This post originally ran on Truthdig contributor Juan Cole’s website.

Secretary of State John Kerry said Tuesday evening at the Aspen Ideas Festival that

“It has been more than one year since Daesh has actually launched a full scale military offensive, and that’s because our coalition is moving relentlessly on every front . . . Now, yes, you can bomb an airport, you can blow yourself up. That’s the tragedy,” he continued. “Daesh and others like it know that we have to get it right 24/7/365. They have to get it right for ten minutes or one hour, so it’s a very different scale . . . And if you’re desperate and if you know you are losing, and you know you want to give up your life, then obviously you can do some harm.”

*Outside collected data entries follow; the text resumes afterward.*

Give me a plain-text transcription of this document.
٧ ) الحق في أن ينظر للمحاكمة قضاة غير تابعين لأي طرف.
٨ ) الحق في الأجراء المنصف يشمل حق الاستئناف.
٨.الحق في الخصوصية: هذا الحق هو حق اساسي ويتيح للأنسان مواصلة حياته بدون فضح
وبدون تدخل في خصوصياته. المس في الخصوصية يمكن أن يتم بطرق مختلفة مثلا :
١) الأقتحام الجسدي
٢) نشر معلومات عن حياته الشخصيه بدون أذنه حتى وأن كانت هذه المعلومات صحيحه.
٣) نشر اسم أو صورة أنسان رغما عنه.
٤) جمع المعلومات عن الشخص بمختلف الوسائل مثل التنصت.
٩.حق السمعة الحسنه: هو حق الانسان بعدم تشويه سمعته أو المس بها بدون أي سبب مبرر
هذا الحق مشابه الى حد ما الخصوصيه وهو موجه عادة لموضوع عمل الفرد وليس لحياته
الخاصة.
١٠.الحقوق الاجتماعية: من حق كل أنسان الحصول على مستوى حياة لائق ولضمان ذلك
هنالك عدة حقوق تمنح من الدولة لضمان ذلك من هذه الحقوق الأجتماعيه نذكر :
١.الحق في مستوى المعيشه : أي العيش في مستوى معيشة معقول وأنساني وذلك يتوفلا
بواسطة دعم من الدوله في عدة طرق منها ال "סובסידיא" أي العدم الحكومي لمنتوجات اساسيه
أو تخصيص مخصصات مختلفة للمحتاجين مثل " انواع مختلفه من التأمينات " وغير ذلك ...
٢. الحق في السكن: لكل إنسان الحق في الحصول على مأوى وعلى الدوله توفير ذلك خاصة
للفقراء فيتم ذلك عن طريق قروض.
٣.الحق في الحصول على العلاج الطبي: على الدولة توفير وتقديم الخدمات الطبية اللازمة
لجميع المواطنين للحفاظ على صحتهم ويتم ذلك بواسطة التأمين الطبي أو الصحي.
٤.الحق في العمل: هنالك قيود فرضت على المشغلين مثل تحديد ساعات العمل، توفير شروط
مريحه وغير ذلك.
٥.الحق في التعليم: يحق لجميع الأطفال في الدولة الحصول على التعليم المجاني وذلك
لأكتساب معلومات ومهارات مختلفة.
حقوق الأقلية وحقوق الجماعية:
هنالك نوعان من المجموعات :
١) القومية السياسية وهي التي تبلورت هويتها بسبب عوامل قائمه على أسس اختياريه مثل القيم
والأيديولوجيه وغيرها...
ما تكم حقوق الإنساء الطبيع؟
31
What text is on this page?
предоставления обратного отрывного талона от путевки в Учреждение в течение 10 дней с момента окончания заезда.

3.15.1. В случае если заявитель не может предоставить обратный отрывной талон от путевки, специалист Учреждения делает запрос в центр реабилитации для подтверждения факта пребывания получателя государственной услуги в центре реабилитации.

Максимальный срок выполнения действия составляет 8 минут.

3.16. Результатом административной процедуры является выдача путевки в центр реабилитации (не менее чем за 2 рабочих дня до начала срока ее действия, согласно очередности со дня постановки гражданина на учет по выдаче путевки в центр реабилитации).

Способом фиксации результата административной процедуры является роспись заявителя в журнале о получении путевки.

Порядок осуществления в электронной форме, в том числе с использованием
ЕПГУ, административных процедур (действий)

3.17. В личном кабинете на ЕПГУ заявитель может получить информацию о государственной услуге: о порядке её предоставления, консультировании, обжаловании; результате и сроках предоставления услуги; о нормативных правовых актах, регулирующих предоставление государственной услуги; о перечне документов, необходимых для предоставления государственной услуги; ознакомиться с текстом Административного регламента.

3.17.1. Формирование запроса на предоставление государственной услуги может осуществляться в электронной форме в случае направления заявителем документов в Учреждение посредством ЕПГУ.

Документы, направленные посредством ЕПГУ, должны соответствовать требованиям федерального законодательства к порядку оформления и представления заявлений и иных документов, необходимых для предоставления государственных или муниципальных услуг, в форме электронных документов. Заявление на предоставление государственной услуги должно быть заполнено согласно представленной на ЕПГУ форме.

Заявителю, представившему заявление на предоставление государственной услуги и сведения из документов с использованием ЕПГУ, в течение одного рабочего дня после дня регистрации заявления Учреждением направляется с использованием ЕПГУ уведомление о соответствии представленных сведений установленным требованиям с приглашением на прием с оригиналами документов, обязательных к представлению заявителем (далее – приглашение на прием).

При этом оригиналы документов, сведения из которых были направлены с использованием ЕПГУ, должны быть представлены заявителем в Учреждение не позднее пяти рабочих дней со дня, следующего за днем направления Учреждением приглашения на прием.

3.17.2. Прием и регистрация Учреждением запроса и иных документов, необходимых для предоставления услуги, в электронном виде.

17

Everything is so partisan in the United States that Kerry’s remark drew a sharp rebuke from Congressman Mike McCaul (R-Texas), chair of the [House Committee on] Homeland Security, said that it “defies reality.” McCaul said that President Obama and Kerry had been saying that ISIL is “on the run for many years, and they’re not — they’re on the rise.”

So who is right here?

There is no reasonable metric whereby Daesh (ISIS, ISIL), is “on the rise.” It is McCaul who is detached from reality on this point.

Since its apogee in summer of 2014, I figure Daesh has lost some 60% of the territory it once held in Iraq. The US government was saying it had lost 40% last January, and since then both Ramadi and Fallujah have fallen to the Iraqi government, along with Hit and other areas, including territory north of Beiji. In fact, the losses may be more like 70% in Iraq.

All Daesh really has left in Iraq is Mosul and its hinterland. Given what has happened in the first half of 2016, it doesn’t seem to me that Daesh will have Mosul next year this time. As a “state,” Daesh is being rolled up.

Likewise, in Syria it has lost Palmyra and the northern half of al-Raqqa province, and has all but lost the key transport node of Manbij. Although press reports typically say the estimate is that they have lost 20% of their Syrian territory, it has to be more. Half of their main province, al-Raqqa, would be more like a third of total holdings in Syria.

The red on this map shows what Daesh has lost since February:

There is no way to look at this history of the past two years and conclude that Daesh is “on the rise.”

They will lose all their territory, and still be able to launch terrorist attacks. But they wanted to be a state, and on that they will lose.

What is really funny is that the US Republican rightwing is now actually invested in Daesh being a success story. The national security narrative is seen by them as an asset. McCaul knows very well that Daesh is going down, but is alarmed that the Kerry story about it might be accepted by the public.